What Were the Results?
A model which could successfully generate item descriptions based on the existing Sproutl writing style. Example Generated description for "Ivory Fence & Balcony Hanging Planter":

Create an elegant balcony space with the ivory coloured Fence & Balcony Hanging Planter. 

Perfect for housing any plants and blooms, it also has two hooks at the base so you can easily drape any hanging baskets or containers. 
Made from tough powder-coated steel, this planter has the versatility to be used both indoors and out.
Next Steps?
  • Auto-retrieve data from new partially created SKUs and populate the PIM with a draft AI-generated description to be approved or edited by the Catalogue team.
  • Auto-determine the item categories as well. This would require pretty much the same dataset however requires a new classification model so requires an additional couple hours of engineering time.

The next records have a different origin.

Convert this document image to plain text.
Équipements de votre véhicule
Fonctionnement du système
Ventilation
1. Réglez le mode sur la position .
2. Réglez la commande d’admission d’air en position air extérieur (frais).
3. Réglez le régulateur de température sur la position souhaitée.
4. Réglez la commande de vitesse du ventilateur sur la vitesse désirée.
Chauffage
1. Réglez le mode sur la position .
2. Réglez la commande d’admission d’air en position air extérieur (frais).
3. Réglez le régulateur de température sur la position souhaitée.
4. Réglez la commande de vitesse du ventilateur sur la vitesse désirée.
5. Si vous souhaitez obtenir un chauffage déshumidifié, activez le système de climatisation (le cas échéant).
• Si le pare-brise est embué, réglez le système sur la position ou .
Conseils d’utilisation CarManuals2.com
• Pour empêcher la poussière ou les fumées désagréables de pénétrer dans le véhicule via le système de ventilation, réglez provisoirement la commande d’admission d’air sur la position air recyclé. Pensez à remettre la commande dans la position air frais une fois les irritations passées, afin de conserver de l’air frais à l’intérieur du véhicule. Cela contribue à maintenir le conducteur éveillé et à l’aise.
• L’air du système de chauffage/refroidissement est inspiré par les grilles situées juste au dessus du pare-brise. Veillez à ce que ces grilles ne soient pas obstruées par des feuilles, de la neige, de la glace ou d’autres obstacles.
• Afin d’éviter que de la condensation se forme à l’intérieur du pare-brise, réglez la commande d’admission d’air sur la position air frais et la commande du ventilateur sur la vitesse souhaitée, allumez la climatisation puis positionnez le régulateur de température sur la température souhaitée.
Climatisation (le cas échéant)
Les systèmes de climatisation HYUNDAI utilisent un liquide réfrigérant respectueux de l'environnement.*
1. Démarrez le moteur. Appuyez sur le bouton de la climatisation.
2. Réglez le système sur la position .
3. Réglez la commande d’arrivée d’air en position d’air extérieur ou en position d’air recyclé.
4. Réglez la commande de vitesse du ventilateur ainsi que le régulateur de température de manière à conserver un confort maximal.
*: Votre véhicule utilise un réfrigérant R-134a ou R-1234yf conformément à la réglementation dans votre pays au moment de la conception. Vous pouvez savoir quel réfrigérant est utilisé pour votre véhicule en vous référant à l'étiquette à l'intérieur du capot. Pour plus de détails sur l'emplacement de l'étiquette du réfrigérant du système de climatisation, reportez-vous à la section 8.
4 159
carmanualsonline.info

This project ended up winning the Hackathon:

hacakthon-victory

What is GPT-3 (High-Level)

Tech-Speak Explanation
It’s an autoregressive language model that uses deep learning to produce human-like text.

What Does That Mean?
GPT-3 is a smart AI model specialised to produce human text.

Project Limitations

  • The AI is not deterministic, it can generate different descriptions each time for the same product and once in a while these aren’t up to our standards. We made the AI generate 3 descriptions and pick the best one of them to mitigate this.

  • We initially tried training using all our data, which was about 19,000 items. This would have taken considerable amount of time to train and cost ~$300. We eventually chose to train using only ¼ of our pots.

  • We trained the model to be able to successfully determine new lines, apostrophes and the like however it returns these in unicode ’ so these need to be parsed or the model retrained without empty lines before being loaded to our PIM.

  • The model currently isn't optimised to generate SEO friendly content.